Arnaud Armstrong is trying to bring more Republicans around to the concept as executive director of Win Again, a political action committee focused on driving up GOP mail balloting in Pennsylvania, where early voting is limited to mail.

Armstrong said Trump’s mercurial embrace and demonizing of mail-in voting has complicated messaging for the party, but that’s not the only thing keeping Republican numbers down.

“Conservatives are conservative. When we do something a certain way for most of our lifetimes, and then it’s radically different, it creates confusion and distrust. Conservatives don’t like that,” Armstrong said. “I would love if he [Trump] held up a mail ballot and said, ‘Use this.’ But we see the biggest difference from leadership on the ground from Republican donors and groups embracing it.”

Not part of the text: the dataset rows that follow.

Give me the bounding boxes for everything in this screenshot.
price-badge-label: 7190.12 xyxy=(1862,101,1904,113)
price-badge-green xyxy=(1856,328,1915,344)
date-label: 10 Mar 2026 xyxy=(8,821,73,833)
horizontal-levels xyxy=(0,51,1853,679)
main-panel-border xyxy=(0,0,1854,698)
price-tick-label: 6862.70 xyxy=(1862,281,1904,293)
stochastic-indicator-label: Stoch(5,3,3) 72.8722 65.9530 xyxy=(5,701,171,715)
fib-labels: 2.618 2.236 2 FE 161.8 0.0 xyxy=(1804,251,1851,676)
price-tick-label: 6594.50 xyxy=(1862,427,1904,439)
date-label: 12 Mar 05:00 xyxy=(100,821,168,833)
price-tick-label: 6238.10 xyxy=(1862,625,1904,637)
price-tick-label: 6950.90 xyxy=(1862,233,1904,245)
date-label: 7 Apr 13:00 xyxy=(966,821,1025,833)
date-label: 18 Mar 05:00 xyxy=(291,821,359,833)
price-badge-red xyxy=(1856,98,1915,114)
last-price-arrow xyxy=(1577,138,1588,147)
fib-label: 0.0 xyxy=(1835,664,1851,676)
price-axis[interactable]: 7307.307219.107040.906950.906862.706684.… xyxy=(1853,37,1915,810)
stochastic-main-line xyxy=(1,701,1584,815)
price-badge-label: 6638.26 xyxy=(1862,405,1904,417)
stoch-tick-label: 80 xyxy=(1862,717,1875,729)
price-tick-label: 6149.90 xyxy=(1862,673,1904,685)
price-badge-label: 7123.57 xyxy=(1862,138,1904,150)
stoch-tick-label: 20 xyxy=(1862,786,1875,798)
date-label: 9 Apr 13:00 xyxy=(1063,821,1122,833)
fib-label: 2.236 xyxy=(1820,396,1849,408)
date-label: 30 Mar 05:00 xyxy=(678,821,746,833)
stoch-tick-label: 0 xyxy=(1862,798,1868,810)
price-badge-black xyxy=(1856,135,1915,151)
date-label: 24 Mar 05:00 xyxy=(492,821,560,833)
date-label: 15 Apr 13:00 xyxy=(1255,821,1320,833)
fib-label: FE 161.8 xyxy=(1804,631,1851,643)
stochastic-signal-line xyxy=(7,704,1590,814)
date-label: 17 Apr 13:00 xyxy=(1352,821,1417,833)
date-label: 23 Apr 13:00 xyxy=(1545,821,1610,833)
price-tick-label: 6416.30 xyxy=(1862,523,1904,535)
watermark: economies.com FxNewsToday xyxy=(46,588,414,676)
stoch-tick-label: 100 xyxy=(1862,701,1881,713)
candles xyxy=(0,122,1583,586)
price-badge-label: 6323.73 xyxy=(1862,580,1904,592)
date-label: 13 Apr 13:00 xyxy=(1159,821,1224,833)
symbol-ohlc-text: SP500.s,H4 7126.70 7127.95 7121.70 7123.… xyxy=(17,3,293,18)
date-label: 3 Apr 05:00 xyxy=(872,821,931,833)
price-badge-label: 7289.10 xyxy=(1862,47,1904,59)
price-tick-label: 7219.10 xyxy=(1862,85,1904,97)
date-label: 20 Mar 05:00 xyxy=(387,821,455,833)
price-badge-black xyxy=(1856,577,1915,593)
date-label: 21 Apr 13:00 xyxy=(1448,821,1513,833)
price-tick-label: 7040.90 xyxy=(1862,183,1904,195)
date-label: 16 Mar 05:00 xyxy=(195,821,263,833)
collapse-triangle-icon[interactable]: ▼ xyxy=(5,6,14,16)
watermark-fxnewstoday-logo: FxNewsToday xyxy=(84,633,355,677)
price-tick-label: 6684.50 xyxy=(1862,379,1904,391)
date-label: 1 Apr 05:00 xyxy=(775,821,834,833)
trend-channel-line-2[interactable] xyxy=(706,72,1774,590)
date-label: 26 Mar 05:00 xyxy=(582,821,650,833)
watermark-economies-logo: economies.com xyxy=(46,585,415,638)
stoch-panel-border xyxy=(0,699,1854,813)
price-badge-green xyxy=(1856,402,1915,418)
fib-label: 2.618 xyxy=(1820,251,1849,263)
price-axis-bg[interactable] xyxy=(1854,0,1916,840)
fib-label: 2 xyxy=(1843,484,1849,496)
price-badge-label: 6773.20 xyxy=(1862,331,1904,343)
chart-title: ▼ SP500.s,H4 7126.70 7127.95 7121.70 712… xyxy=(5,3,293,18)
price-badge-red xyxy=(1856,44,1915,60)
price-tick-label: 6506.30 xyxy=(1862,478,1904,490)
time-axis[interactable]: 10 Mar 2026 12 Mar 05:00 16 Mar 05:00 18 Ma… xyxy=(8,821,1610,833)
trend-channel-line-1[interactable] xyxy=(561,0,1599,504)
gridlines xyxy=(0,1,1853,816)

And minds can be changed when you knock on doors, Armstrong said.

“The first thing I say is, ‘I’m not asking you to like mail ballots. I’m asking you to do what is best for Trump and our Republican candidates. I’m not asking you to trust what a Democrat does with a mail ballot. But if you do this, you will be helping Republican candidates.”

He’s also asking Republican leaders to follow the Democratic Party model.

“They play the long game. They think 10 steps ahead and invest in unsexy things like voter registration and mobilization efforts,” Armstrong said. “We don’t, and it shows. And we’re running out of time to catch up.”

The Democracy Solutions Project is a collaboration among WBEZ, the Chicago Sun-Times and the University of Chicago’s Center for Effective Government, with funding support from the Pulitzer Center. Our goal is to help our community of listeners and readers engage with the democratic functions in their lives and cast an informed ballot in the November 2024 election.